This is a common mistake in dynamic programming:
- For dynamic programming to be correct, it must hold that the optimal solution to a larger subproblem must contain the optimal solution to a smaller subproblem
Correct Solution Using Dynamic Programming
Solution 1:
- Add edges for entire contiguous gap segments with the correct score
- $(i,j)\rightarrow (i,k)$ with score $o+(k-j)e$
- $(i,j)\rightarrow (k,j)$ with score $o+(k-i)e$
- Time $O(mn(m+n))$, i.e., cubic
- Note, there are also paths that do not correspond to any correct score, e.g., $(i,j)\rightarrow (i+1,j)\rightarrow (i+2,j)$ has score 2o, but should be o+e. Fortunately, the edge $(i,j)\rightarrow (i+2,j)$ has a higher score o+e, so the path with score 2o is not used.
Solution 2:
- Triple each vertex $(i,j)_d, (i,j)_h, (i,j)_v$
- In the index, we remember where we came from to (i,j) (d=diagonal, h=horizontal, v=vertical)

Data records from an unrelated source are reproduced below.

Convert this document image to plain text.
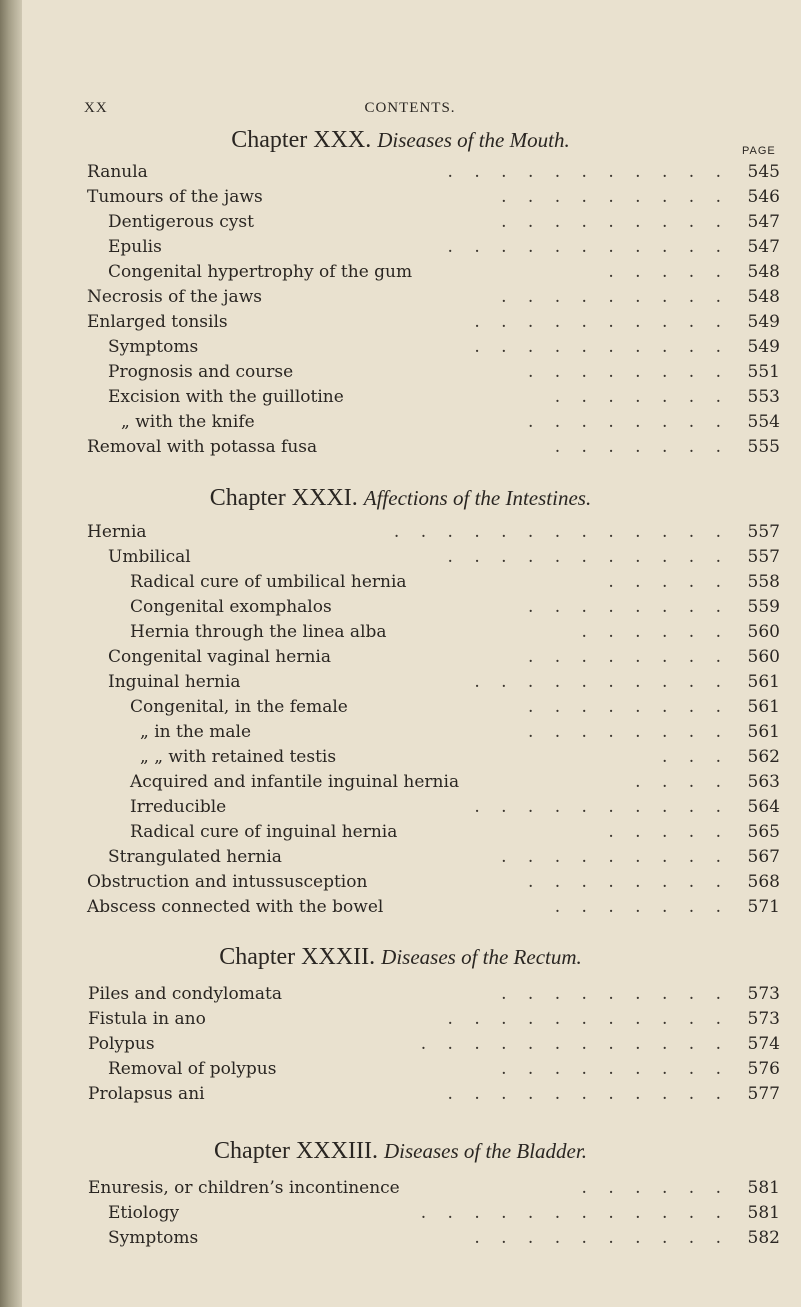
XX	CONTENTS.
PAGE
Chapter XXX. Diseases of the Mouth.
Ranula	. . . . . . . . . . .	545
Tumours of the jaws	. . . . . . . . .	546
Dentigerous cyst	. . . . . . . . .	547
Epulis	. . . . . . . . . . .	547
Congenital hypertrophy of the gum	. . . . .	548
Necrosis of the jaws	. . . . . . . . .	548
Enlarged tonsils	. . . . . . . . . .	549
Symptoms	. . . . . . . . . .	549
Prognosis and course	. . . . . . . .	551
Excision with the guillotine	. . . . . . .	553
„ with the knife	. . . . . . . .	554
Removal with potassa fusa	. . . . . . .	555
Chapter XXXI. Affections of the Intestines.
Hernia	. . . . . . . . . . . . .	557
Umbilical	. . . . . . . . . . .	557
Radical cure of umbilical hernia	. . . . .	558
Congenital exomphalos	. . . . . . . .	559
Hernia through the linea alba	. . . . . .	560
Congenital vaginal hernia	. . . . . . . .	560
Inguinal hernia	. . . . . . . . . .	561
Congenital, in the female	. . . . . . . .	561
„ in the male	. . . . . . . .	561
„ „ with retained testis	. . .	562
Acquired and infantile inguinal hernia	. . . .	563
Irreducible	. . . . . . . . . .	564
Radical cure of inguinal hernia	. . . . .	565
Strangulated hernia	. . . . . . . . .	567
Obstruction and intussusception	. . . . . . . .	568
Abscess connected with the bowel	. . . . . . .	571
Chapter XXXII. Diseases of the Rectum.
Piles and condylomata	. . . . . . . . .	573
Fistula in ano	. . . . . . . . . . .	573
Polypus	. . . . . . . . . . . .	574
Removal of polypus	. . . . . . . . .	576
Prolapsus ani	. . . . . . . . . . .	577
Chapter XXXIII. Diseases of the Bladder.
Enuresis, or children’s incontinence	. . . . . .	581
Etiology	. . . . . . . . . . . .	581
Symptoms	. . . . . . . . . .	582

- If we go, for example, from $(i,j-1)_h$ to $(i,j)_h$, we continue an existing gap, so the score is e
- If we go, for example, from $(i,j-1)_d$ to $(i,j)_h$, we start a new gap, so the score is o
- What edges can we have? How many edges and vertices are there in the graph, and what is the complexity of the algorithm?
Linear Memory: Hirschberg’s Algorithm 1975
- Classic dynamic programming requires time O(nm).
- A trivial implementation also uses O(mn) memory. It stores the entire matrix A and the matrix B with backtracing arrows
- To compute matrix A, we only need two rows: row i is computed only from row i-1, older rows can be discarded
- But if we want to output the alignment, we still need O(mn) memory for the backtracing matrix B
- Hirschberg’s algorithm reduces memory to O(m+n), roughly doubles the time (still O(mn))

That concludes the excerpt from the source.